By the same token, then, concrete things can only have temporal parts, in the sense in which I want to speak of them, if those things are extended in time.147 By this account, a temporal part of a persisting object would be a temporally extended entity whose temporal boundaries are defined in relation to that object. (One minor refinement has to be made at this stage: just as we may, in principle, need to admit two-, one-, and zero-dimensional spatial parts of things in addition to three-dimensional ones, so too we may need to admit zero-dimensional temporal parts of things if we admit one-dimensional ones—but nothing crucial hinges upon this point, since what is important is that we must indeed be prepared to speak of temporally extended entities if we are to talk of temporal parts in any metaphysically significant sense.)

So, then, a temporal part of Napoleon, if such an entity exists, would be a temporally extended entity whose temporal boundaries are defined in relation to Napoleon—thus the boundaries of one such part might be fixed by the date of his birth and the date of his tenth birthday.

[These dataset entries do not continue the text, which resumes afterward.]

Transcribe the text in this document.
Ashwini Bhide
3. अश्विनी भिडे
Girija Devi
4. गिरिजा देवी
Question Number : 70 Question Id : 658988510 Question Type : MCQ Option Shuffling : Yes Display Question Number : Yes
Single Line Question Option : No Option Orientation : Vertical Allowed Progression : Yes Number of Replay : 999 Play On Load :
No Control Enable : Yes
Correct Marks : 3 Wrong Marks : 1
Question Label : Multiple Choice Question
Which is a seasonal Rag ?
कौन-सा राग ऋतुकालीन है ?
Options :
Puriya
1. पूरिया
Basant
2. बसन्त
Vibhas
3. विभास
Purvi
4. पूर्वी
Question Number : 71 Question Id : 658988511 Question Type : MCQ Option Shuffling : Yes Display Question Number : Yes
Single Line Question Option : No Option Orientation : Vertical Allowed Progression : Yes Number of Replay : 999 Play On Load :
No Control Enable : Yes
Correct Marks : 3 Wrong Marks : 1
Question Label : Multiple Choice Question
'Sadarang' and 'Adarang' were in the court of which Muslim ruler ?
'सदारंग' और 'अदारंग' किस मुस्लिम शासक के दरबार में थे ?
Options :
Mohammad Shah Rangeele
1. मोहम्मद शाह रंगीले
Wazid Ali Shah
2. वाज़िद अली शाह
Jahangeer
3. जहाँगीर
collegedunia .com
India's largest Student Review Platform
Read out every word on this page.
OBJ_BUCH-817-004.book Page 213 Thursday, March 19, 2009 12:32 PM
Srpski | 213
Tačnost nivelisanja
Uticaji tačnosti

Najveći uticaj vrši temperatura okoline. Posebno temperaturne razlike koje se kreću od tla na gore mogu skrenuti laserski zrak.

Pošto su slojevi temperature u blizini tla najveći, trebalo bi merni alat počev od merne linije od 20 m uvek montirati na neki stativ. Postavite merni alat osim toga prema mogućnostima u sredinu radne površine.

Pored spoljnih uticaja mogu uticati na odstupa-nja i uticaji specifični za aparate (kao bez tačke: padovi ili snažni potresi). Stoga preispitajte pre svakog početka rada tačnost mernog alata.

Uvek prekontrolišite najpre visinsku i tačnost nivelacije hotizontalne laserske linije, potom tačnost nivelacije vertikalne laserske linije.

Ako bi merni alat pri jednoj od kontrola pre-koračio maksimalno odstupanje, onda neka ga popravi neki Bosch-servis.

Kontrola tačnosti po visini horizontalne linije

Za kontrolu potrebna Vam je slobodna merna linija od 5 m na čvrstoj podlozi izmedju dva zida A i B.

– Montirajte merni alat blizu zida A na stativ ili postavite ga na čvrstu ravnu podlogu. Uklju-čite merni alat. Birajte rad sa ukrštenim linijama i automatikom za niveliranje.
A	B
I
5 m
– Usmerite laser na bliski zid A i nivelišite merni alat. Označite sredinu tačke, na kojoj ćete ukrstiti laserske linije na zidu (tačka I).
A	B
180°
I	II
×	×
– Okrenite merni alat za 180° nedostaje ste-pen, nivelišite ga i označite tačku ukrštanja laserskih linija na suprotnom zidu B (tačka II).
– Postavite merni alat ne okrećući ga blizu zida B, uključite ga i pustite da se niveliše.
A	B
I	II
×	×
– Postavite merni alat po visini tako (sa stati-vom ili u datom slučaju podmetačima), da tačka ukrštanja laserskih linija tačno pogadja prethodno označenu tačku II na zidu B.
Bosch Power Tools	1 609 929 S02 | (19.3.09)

One might try to refer to such an entity by some such complex noun phrase as ‘Napoleon up to the age of ten’. (This notion of temporal part is, I believe, quite distinct from the ‘ordered pair’ conception discussed earlier, because the latter conception involved no commitment to the existence of temporally extended entities of any sort. And this is not just because each such pair contained only a single time: for, in the first place, it was not implied that the time in question had to be momentary—the example I gave actually specified a day—and, secondly, no material difference would have been made if instead of ordered pairs we had talked of ordered triples,

147 Here, I believe, I may be in agreement with Robin Le Poidevin, even though he wants to say that things are extended in time whereas I want to deny this: see Le Poidevin, Change, Cause and Contradiction, 60 ff.

each containing two times, for there would still have been no commitment to the existence of temporally extended entities.) What emerges from all this, if I am correct, is that the perdurance versus endurance debate doesn't really hinge upon issues in mereology (the study of part–whole relations) as such, but rather upon the question of whether anything—and here I include not only persisting objects but also events and processes—is extended in time, in anything like the way in which things are extended in space. But this is at bottom a question about the nature of time, rather than a question about the nature of things existing in it. The question is whether we can properly talk about time as being some sort of dimension of reality, relevantly akin to the three dimensions of space. (A word of caution here: there is an abstract or purely formal notion of dimensionality used, for instance, to describe perceptible colours as differing from one another along the three independent ‘dimensions’ of hue, brightness, and saturation—but in what follows I am concerned with a much more robust notion of dimensionhood for which spatial length, breadth, and height constitute the paradigm, all of these providing independent ways in which concrete things can be extended.)